Bounding Variance and Skewness of Fluctuations in Nonlinear Mesoscopic Systems with Stochastic Thermodynamics

TL;DR

This paper investigates the limitations of Gaussian noise approximations in nonlinear mesoscopic systems, revealing that fluctuations often exceed classical predictions and are influenced by skewness, highlighting the need for a thermodynamically consistent stochastic theory.

Contribution

It demonstrates that variance in nonlinear systems surpasses classical predictions due to skewness, challenging Gaussian assumptions and proposing a thermodynamically consistent stochastic framework.

Findings

Variance exceeds classical predictions controlled by skewness.

Symmetric fluctuations obey extended Johnson-Nyquist formula.

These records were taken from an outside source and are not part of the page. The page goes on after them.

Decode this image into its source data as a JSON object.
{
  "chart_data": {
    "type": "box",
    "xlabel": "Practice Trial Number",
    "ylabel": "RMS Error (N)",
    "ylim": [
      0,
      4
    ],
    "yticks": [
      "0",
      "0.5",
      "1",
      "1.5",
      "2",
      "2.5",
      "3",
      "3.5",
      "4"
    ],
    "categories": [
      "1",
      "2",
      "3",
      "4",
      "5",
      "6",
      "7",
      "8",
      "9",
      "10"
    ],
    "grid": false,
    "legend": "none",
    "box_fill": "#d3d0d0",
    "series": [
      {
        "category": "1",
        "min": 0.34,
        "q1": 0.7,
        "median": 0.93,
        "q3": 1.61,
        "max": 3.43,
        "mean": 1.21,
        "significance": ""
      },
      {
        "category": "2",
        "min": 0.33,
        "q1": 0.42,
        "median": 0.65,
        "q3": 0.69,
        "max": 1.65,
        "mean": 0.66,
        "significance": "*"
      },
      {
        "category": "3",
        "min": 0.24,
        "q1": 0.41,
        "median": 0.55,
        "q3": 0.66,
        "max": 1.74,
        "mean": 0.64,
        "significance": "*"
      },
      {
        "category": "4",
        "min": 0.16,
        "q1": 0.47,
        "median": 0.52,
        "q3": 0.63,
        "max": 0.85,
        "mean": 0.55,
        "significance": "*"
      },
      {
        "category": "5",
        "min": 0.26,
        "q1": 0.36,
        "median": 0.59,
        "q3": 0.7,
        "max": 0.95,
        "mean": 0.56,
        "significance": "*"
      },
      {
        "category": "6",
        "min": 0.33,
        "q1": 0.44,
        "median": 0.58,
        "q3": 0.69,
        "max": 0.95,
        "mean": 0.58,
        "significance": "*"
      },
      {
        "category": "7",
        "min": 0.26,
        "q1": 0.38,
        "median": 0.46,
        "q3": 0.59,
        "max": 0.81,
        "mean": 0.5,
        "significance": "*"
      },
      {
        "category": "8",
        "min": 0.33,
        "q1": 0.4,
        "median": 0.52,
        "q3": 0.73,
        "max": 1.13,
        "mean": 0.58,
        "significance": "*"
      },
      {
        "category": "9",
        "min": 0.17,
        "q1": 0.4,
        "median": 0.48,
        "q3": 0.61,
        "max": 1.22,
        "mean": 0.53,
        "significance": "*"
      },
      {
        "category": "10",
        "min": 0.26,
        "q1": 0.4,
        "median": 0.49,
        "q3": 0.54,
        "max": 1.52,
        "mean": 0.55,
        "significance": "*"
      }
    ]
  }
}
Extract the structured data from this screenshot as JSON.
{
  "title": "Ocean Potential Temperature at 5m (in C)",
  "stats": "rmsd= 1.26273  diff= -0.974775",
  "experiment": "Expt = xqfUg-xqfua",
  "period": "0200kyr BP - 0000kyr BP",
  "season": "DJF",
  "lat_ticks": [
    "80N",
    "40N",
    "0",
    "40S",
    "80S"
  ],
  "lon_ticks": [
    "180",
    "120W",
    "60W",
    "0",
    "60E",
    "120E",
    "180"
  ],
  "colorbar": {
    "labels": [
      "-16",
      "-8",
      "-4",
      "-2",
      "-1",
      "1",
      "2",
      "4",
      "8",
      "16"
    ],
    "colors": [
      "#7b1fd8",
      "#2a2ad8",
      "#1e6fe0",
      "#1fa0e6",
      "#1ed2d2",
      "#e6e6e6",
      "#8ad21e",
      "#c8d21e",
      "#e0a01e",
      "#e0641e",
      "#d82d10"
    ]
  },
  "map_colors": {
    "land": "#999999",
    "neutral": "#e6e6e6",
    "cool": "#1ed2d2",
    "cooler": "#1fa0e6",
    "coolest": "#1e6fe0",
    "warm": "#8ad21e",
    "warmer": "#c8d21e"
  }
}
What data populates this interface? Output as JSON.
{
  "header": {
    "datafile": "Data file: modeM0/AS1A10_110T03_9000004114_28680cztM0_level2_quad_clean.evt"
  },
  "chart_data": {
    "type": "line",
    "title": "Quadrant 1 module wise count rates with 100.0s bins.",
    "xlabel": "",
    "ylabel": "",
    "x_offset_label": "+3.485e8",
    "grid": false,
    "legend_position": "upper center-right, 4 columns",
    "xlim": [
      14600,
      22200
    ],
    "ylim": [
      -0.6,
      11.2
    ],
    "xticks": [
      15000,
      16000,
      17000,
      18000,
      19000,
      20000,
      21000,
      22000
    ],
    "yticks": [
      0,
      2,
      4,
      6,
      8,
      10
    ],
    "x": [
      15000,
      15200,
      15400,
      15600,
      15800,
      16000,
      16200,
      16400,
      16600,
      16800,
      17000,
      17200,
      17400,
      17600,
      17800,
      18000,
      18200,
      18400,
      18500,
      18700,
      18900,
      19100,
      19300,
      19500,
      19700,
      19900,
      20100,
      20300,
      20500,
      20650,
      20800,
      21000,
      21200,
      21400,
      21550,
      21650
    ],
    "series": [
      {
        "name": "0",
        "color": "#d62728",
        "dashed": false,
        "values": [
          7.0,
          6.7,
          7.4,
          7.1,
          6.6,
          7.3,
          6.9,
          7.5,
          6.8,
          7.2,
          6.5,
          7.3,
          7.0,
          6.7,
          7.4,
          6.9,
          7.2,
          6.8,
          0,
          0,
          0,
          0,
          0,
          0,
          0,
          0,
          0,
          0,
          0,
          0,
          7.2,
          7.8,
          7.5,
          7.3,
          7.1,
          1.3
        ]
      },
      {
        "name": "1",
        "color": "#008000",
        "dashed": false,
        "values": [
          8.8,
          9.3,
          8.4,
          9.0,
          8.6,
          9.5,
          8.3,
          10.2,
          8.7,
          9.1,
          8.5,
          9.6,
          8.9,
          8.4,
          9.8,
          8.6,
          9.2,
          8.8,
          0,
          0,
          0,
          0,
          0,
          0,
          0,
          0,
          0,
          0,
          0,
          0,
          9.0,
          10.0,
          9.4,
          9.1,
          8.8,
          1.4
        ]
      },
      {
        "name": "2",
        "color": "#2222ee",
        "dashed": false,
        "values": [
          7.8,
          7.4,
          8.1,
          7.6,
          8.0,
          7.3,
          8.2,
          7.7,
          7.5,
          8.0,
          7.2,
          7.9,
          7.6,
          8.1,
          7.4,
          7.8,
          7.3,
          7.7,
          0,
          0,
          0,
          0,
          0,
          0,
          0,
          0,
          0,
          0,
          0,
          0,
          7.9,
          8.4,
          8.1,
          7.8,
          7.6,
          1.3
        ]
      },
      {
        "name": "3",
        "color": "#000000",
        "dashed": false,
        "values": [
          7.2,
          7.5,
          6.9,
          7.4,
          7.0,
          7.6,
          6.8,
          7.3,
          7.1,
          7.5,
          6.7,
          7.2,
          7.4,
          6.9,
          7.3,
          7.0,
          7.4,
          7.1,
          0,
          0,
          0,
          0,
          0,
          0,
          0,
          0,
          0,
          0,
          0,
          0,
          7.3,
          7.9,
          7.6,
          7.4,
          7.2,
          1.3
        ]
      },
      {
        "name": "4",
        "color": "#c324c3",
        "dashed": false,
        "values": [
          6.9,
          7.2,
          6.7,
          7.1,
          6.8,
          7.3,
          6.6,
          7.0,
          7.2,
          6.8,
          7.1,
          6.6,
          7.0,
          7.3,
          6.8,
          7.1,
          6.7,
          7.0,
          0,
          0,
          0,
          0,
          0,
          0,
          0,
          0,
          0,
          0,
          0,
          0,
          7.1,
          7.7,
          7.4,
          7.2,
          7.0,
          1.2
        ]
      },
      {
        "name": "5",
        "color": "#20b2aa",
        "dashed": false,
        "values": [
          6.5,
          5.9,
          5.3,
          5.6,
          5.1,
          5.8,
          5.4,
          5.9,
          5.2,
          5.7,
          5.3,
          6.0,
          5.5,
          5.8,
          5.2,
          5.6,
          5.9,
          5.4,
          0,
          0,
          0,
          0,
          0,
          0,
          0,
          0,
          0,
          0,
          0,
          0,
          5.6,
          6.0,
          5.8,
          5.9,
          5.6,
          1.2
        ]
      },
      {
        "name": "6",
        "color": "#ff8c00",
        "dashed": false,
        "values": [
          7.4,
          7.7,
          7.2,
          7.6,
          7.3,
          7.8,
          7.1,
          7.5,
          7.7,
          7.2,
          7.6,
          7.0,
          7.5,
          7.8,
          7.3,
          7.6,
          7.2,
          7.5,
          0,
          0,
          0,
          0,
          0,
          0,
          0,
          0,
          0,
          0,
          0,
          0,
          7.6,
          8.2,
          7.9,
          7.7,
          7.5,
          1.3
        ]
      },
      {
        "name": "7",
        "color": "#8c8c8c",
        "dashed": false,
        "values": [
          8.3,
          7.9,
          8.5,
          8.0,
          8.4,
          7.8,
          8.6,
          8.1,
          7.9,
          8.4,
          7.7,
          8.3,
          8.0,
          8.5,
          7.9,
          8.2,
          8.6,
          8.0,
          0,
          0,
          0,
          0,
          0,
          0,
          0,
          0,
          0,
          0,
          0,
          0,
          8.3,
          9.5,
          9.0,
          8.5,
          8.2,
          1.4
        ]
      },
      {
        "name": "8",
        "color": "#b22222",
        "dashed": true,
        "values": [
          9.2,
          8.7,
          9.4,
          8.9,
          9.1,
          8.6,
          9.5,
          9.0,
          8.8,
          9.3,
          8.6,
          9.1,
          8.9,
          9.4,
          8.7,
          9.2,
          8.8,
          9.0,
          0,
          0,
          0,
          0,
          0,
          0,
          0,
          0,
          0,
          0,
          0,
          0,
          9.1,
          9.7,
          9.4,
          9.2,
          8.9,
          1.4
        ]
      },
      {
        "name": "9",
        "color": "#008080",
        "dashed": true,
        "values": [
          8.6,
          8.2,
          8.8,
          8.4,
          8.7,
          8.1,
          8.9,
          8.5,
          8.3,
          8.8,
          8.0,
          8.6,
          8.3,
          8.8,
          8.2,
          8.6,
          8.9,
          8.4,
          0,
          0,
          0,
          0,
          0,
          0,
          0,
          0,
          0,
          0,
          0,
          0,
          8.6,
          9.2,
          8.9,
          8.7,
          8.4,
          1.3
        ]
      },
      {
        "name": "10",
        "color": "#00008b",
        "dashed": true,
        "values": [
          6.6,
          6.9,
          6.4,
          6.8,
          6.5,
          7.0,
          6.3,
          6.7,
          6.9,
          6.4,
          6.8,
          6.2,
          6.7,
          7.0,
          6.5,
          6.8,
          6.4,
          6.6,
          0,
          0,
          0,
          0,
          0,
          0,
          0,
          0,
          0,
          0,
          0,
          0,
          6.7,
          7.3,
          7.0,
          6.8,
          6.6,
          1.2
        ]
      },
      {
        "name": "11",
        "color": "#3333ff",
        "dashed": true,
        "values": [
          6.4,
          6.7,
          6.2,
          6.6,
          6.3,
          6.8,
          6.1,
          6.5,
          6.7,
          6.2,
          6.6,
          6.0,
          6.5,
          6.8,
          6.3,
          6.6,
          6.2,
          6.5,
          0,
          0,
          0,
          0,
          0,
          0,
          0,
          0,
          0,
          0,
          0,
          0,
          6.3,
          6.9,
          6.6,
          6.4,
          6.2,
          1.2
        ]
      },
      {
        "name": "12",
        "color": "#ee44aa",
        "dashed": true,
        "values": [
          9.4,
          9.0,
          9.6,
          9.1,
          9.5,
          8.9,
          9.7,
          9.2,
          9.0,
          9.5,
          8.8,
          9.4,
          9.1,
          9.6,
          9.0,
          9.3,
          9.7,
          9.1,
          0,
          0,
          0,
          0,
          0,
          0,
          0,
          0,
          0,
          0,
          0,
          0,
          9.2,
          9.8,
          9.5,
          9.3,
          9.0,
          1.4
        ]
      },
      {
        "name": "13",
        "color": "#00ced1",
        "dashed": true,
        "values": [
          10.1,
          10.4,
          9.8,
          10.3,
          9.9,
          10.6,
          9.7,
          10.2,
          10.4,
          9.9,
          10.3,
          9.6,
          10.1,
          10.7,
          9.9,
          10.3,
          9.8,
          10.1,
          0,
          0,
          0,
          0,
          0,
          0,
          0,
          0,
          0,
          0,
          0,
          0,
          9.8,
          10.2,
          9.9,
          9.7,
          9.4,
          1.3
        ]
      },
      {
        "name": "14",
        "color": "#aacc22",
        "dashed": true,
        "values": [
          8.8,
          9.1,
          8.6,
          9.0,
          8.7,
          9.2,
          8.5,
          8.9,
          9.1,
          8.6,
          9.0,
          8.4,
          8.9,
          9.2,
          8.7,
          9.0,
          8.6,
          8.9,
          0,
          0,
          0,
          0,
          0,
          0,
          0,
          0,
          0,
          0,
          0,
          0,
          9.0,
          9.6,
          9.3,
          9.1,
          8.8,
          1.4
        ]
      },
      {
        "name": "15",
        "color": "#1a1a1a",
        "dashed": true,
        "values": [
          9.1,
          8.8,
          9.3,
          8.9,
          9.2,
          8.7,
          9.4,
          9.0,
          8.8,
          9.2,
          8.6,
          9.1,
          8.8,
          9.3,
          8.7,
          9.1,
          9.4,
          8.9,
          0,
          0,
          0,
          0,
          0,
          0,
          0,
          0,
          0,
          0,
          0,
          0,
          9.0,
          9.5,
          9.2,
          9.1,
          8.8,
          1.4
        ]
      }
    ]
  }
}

Gaussian approximation is physically inconsistent for certain nonlinear models.

Abstract

Fluctuations arising in nonlinear dissipative systems (diode, transistors, chemical reaction, etc.) subject to an external drive (voltage, chemical potential, etc.) are well known to elude any simple characterization such as the fluctuation-dissipation theorem (also called Johnson-Nyquist law, or Einstein's law in specific contexts). Using results from stochastic thermodynamics, we show that the variance of these fluctuations exceeds the variance predicted by a suitably extended version of Johnson-Nyquist's formula, by an amount that is controlled by the skewness (third moment) of the fluctuations. As a consequence, symmetric fluctuations necessarily obey the extended Johnson-Nyquist formula. This shows the physical inconsistency of Gaussian approximation for the noise arising in some nonlinear models, such as MOS transistors or chemical reactions. More generally, this suggests the need for a stochastic nonlinear systems theory that is compatible with the teachings of thermodynamics.